Good news: Contentious GST issues get resolved

K Srinivasan
K SrinivasanFeb 19, 2017 | 19:26

Good news: Contentious GST issues get resolved

The Goods and Services Tax Council’s (GSTC) tenth meeting took place in Rajasthan’s lake city, Udaipur, on Saturday, February 18.

In a bid to roll out the GST by the scheduled date, July 1, which has been achieved at long last, the final draft of the Bill meant for providing states compensation for possible loss due to introduction of national sales tax, was approved by the finance minister Arun Jaitley-led council on Saturday.


The council has put off draft laws of C-GST, I-GST and S-GST for approval in its forthcoming meeting on March 4 and 5 in New Delhi. In fact, it was eagerly expected that all four bills would be passed during Saturday's meeting itself.

The council, however, cleared the draft of the anti-profiteering clause of the model GST law, which is the machinery provision for ensuring the passing on of the benefit of lower taxes each time tax is reduced by the government.

Former PM Manmohan Singh’s entreaties over the same issue, of passing on the benefit to consumers, had earlier fallen on deaf ears, hence this statutory arrangement this time.

Speaking to reporters after the meeting, Jaitley said all 57 issues raised so far had been resolved and he added that the endeavour of the government would be to table the supporting legislations first before the cabinet committee and then before Parliament in the second half of the Budget session, beginning March 9.

However, the S-GST law will go before the respective state legislatures before its passage there, in tandem with the passage of the above three laws in Parliament.

Earlier, the law ministry had sent the approved draft of the Model GST Law (MGL) outlining the new national value added tax to be levied on goods and services across the country, starting from July 1.

The legal drafting of C-GST, I-GST and S-GST Bills has thrown up challenges. 

The legal drafting of C-GST, I-GST and S-GST Bills has thrown up challenges relating to constitution and eligibility of members of the GST appeal tribunal at the state and national level, exemptions to be extended during the transition time and delegation of powers under GST for cross-empowerment.

The other challenges include the treatment of works contract - whether as deemed sale of goods or still as service, keeping in view that Article 366(29A) of the Constitution is still in force; definition of agriculture and the fine print of the composition scheme with some relaxation of requirements.

The council has given its opinion on all these issues with a view to writing them into the model laws.

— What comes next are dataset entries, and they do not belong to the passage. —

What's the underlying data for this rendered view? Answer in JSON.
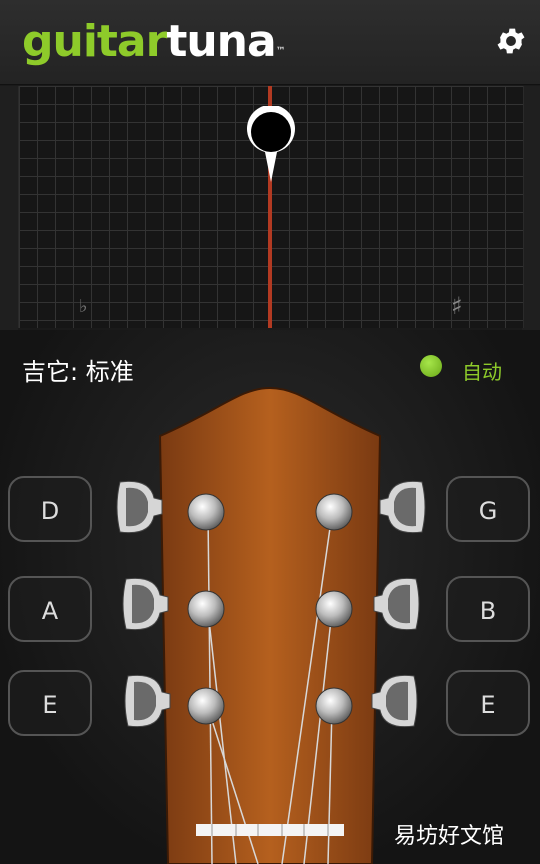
{
  "header": {
    "logo_part1": "guitar",
    "logo_part2": "tuna",
    "logo_tm": "™"
  },
  "tuner": {
    "flat_symbol": "♭",
    "sharp_symbol": "♯"
  },
  "tuning": {
    "name": "吉它: 标准",
    "mode_label": "自动"
  },
  "strings": {
    "left": [
      "D",
      "A",
      "E"
    ],
    "right": [
      "G",
      "B",
      "E"
    ]
  },
  "watermark": "易坊好文馆",
  "colors": {
    "accent": "#8ecb2a",
    "needle": "#b23a22"
  }
}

The last task waiting to be done after the council clears these bills will be to fit goods and services into various tax brackets/baskets to serve as a sound unified tax scheme across the country, to integrate the economy into one nation and one market, and in some sense one rate also within certain limits.

This, he said, will require one more sitting of the council to give its approval to the specific items in each slot.

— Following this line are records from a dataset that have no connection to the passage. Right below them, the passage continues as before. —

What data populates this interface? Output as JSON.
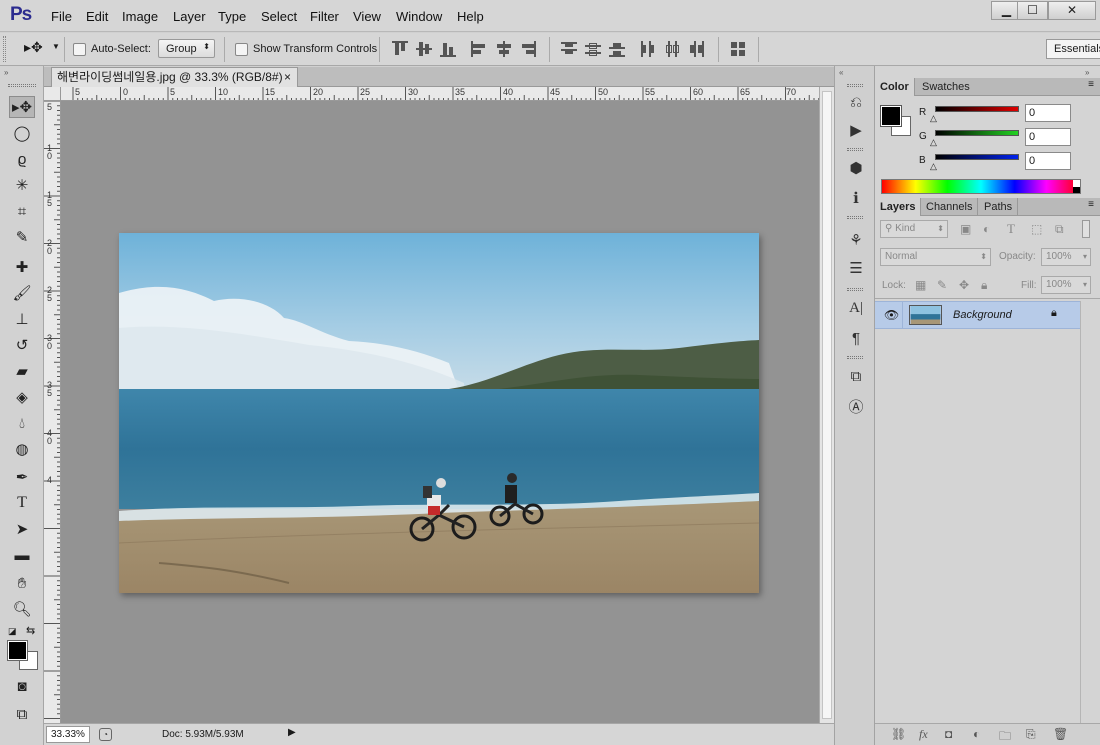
{
  "app": {
    "logo": "Ps"
  },
  "menu": [
    "File",
    "Edit",
    "Image",
    "Layer",
    "Type",
    "Select",
    "Filter",
    "View",
    "Window",
    "Help"
  ],
  "window_controls": {
    "minimize": "▁",
    "maximize": "☐",
    "close": "✕"
  },
  "options": {
    "auto_select_label": "Auto-Select:",
    "auto_select_mode": "Group",
    "show_transform_label": "Show Transform Controls",
    "workspace": "Essentials"
  },
  "document": {
    "tab_title": "해변라이딩썸네일용.jpg @ 33.3% (RGB/8#)",
    "close": "×",
    "h_ruler": [
      "5",
      "0",
      "5",
      "10",
      "15",
      "20",
      "25",
      "30",
      "35",
      "40",
      "45",
      "50",
      "55",
      "60",
      "65",
      "70"
    ],
    "v_ruler": [
      "5",
      "1",
      "0",
      "1",
      "5",
      "2",
      "0",
      "2",
      "5",
      "3",
      "0",
      "3",
      "5",
      "4",
      "0",
      "4"
    ]
  },
  "status": {
    "zoom": "33.33%",
    "doc_info": "Doc: 5.93M/5.93M"
  },
  "color_panel": {
    "tabs": [
      "Color",
      "Swatches"
    ],
    "active_tab": "Color",
    "channels": [
      {
        "label": "R",
        "value": "0",
        "color": "#d40000"
      },
      {
        "label": "G",
        "value": "0",
        "color": "#22c122"
      },
      {
        "label": "B",
        "value": "0",
        "color": "#0018c8"
      }
    ]
  },
  "layers_panel": {
    "tabs": [
      "Layers",
      "Channels",
      "Paths"
    ],
    "active_tab": "Layers",
    "kind_label": "Kind",
    "blend_mode": "Normal",
    "opacity_label": "Opacity:",
    "opacity": "100%",
    "lock_label": "Lock:",
    "fill_label": "Fill:",
    "fill": "100%",
    "layers": [
      {
        "name": "Background",
        "visible": true,
        "locked": true
      }
    ]
  },
  "colors": {
    "foreground": "#000000",
    "background": "#ffffff",
    "selection": "#b7cbe8"
  }
}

MS Mani, senior director at Deloitte, said it is now necessary to bring more focus on the outcome of the rate fixation exercise as businesses can plan only if rates are known, and without knowing what rates are going to be applied to specific goods and services, it will be very difficult for the industry to move forward with GST preparations.

Finally, coming to the accountability aspect, there was talk that even as indirect taxes of the Centre and states were under the auditing purview of Comptroller and Auditor General of India (CAG), if GST is also placed under the ambit, Jaitley has decided against giving powers specifically with respect to indirect tax.

This is because CAG is already empowered under the CAG Act to audit the records/information relating to public finances under taxation laws like the Income Tax Act.

The FM had ended his press report on the above matter with the clincher that the present direct tax law, that is the Income Tax Act, has not given any separate powers to the CAG. So why should there be separate powers under the new indirect tax alone? he asked.

But the point is that under the existing indirect tax laws of excise, service tax and perhaps even under state VAT laws, there appear to be powers given in the respective Acts to the CAG.

Andhra Pradesh finance minister Yanamala Ramakrishnadu said that taking the territorial waters as the territory of the Union of India and to delegate powers to states to collect tax is not the correct approach being followed in drafting of the relevant provisions of the law.

To the contrary, it would be appropriate to draft the law to treat the territorial waters as the territory of states not just to collect tax but to levy, collect and appropriate tax to states, especially since the high court has decided in favour of the states. It is once again worthwhile to point out here that the appeal in the above matter is pending before the Supreme Court.

Jaitley had agreed to refer the matter to the law committee of GSTC to examine the merits.

It looks highly probable now that GST laws are ready to be put before the GSTC in the next meeting and thereafter, before Parliament in the second half of the Budget session. There is nothing more to come which is unresolved now, at last in terms of the legislation, said Pratik Jain, Partner and leader at PwC.

Let us sincerely hope we are through with the GST legislations and the other attendant issues discussed so far.